Am Dienstag hat die Bundesanwaltschaft (BA) offiziell Anklage gegen die frühere Spitzenriege des Deutschen Fußball-Bundes (DFB) erhoben und damit einen Prozess im Schnelldurchgang eröffnet. Spätestens im April 2020 soll ein erstes Urteil fallen, den Beschuldigten drohen bis zu zehn Jahre Haft. Sie selbst fanden drastische Worte, das Vorgehen sei "unsäglich" (Wolfgang Niersbach) und "bösartig" (Theo Zwanziger).

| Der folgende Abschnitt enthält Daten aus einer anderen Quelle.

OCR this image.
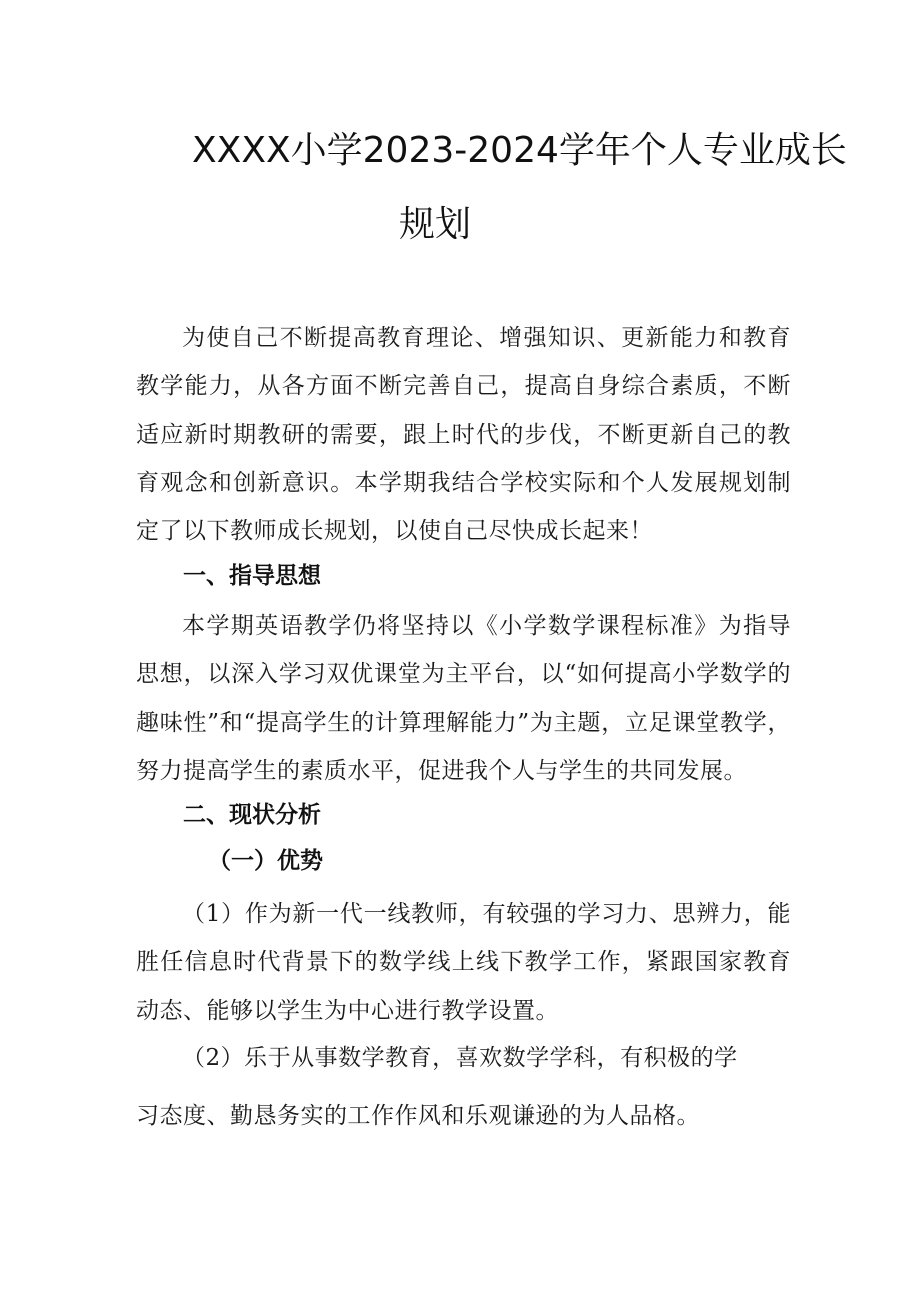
XXXX小学2023-2024学年个人专业成长
规划

为使自己不断提高教育理论、增强知识、更新能力和教育教学能力，从各方面不断完善自己，提高自身综合素质，不断适应新时期教研的需要，跟上时代的步伐，不断更新自己的教育观念和创新意识。本学期我结合学校实际和个人发展规划制定了以下教师成长规划，以使自己尽快成长起来！

一、指导思想

本学期英语教学仍将坚持以《小学数学课程标准》为指导思想，以深入学习双优课堂为主平台，以“如何提高小学数学的趣味性”和“提高学生的计算理解能力”为主题，立足课堂教学，努力提高学生的素质水平，促进我个人与学生的共同发展。

二、现状分析
（一）优势

（1）作为新一代一线教师，有较强的学习力、思辨力，能胜任信息时代背景下的数学线上线下教学工作，紧跟国家教育动态、能够以学生为中心进行教学设置。

（2）乐于从事数学教育，喜欢数学学科，有积极的学

习态度、勤恳务实的工作作风和乐观谦逊的为人品格。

Die ehemaligen DFB-Präsidenten Niersbach und Zwanziger, der einstige DFB-Generalsekretär Horst R. Schmidt sowie der frühere FIFA-Generalsekretär Urs Linsi haben nach Auffassung der BA "arglistig über den eigentlichen Zweck einer Zahlung in der Höhe von 6,7 Millionen Euro getäuscht." Sie machten sich demnach des "Betrugs der Mittäterschaft" (Zwanziger, Schmidt, Linsi) bzw. der "Beihilfe zum Betrug" (Niersbach) schuldig. Die Ermittlungen wegen des Verdachts auf Geldwäscherei wurden hingegen eingestellt.

WM 2006: Verfahren gegen Beckenbauer wird abgetrennt

Gleichzeitig teilte die Behörde mit, dass das Verfahren gegen den früheren OK-Boss Franz Beckenbauer schon abgetrennt wurde und nun separat weitergeführt werde. Grund ist der gesundheitliche Zustand Beckenbauers, der laut BA "eine Teilnahme oder Einvernahme an der Hauptverhandlung vor dem Bundesstrafgericht nicht zulässt." Das muss sich nämlich im Eiltempo einen Überblick verschaffen und binnen acht Monaten zu einer erstinstanzlichen Entscheidung kommen, da sonst das Verfahren wegen Verjährung eingestellt wird.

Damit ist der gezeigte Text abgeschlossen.